Channelopathies, diseases associated with changes in ion channel function due to genetic or acquired defects, have long been at the center of drug discovery efforts. It seems the more we learn, the more complex the picture of potential pathways of ion channel malfunction becomes. However, only through in-depth studies can we fully comprehend the state of disrepair and develop rational therapies to help patients. A recent study by Geng et al. (2023) in the Journal of General Physiology provides novel insight into the impact of channel assembly from a mixture of wild-type (WT) and neurological disorder–associated mutation-carrying subunits on the properties of BK potassium channels as they are expected to appear in heterozygous patients.

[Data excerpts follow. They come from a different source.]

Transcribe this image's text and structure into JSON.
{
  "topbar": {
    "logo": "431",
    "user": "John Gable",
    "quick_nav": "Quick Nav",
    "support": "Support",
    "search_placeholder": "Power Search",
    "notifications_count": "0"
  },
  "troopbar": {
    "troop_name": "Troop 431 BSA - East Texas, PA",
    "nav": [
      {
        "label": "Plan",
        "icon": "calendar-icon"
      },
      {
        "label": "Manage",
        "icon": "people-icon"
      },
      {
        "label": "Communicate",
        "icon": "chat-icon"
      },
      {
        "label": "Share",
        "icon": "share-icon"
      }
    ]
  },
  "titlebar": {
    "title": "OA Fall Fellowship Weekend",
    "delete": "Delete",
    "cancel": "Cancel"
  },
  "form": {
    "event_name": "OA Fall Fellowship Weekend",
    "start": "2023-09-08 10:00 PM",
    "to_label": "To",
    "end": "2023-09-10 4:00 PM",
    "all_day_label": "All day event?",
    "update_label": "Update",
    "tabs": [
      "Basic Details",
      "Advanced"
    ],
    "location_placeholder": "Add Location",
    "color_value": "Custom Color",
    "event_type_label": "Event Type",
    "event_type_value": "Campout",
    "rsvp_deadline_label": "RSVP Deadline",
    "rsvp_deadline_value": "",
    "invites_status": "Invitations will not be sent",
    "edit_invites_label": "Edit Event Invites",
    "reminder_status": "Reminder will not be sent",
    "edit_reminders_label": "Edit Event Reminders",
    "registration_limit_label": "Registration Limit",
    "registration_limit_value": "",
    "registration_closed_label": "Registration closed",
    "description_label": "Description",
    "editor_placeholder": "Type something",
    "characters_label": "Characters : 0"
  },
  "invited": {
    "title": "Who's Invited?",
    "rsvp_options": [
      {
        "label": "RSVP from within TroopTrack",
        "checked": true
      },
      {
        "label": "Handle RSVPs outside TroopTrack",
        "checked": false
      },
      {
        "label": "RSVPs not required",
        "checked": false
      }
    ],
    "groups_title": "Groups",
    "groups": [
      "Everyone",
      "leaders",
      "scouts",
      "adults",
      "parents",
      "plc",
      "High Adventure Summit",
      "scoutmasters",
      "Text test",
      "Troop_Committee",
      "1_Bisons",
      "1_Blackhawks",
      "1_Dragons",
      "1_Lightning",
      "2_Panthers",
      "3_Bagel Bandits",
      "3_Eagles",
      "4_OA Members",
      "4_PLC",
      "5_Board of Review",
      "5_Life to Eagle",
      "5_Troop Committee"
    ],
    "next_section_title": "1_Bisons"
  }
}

BK potassium channels, also known as Slo1 and KCa1.1, are synergistically activated by Ca2+ and membrane depolarization (Barrett et al., 1982; Latorre et al., 1982). Therefore, opening of BK channels provides a negative feedback loop that ensures membrane repolarization in response to increased intracellular Ca2+ levels and membrane depolarization (Lancaster and Nicoll, 1987; Storm, 1987). In addition to the dual activation mechanism, BK (for big K+) channels have the largest single-channel conductance of all potassium selective channels (Pallotta et al., 1981; Marty, 1981). The large conductance leads to a rapid outward potassium current that hyperpolarizes the cells once BK channels open. Due to their unique characteristics and abundant expression in excitable cells, BK channels are key players in numerous physiological processes and, not surprisingly, genetic mutations in BK channels are linked to severe channelopathies (Latorre et al., 2017; Sancho and Kyle, 2021; Miller et al., 2021). G375R mutation is one of the recently identified de novo mutations in BK channels associated with a severe developmental delay and facial dysmorphism (Liang et al., 2019). Initially, this mutation was classified as a complete loss-of-function (LOF) mutation (Liang et al., 2019). However, the study by Geng et al. (2023) shows that the effect of the mutation is far more nuanced with a strong gain-of-function (GOF) effect, accompanied by a smaller decrease-of-function (DOF) component.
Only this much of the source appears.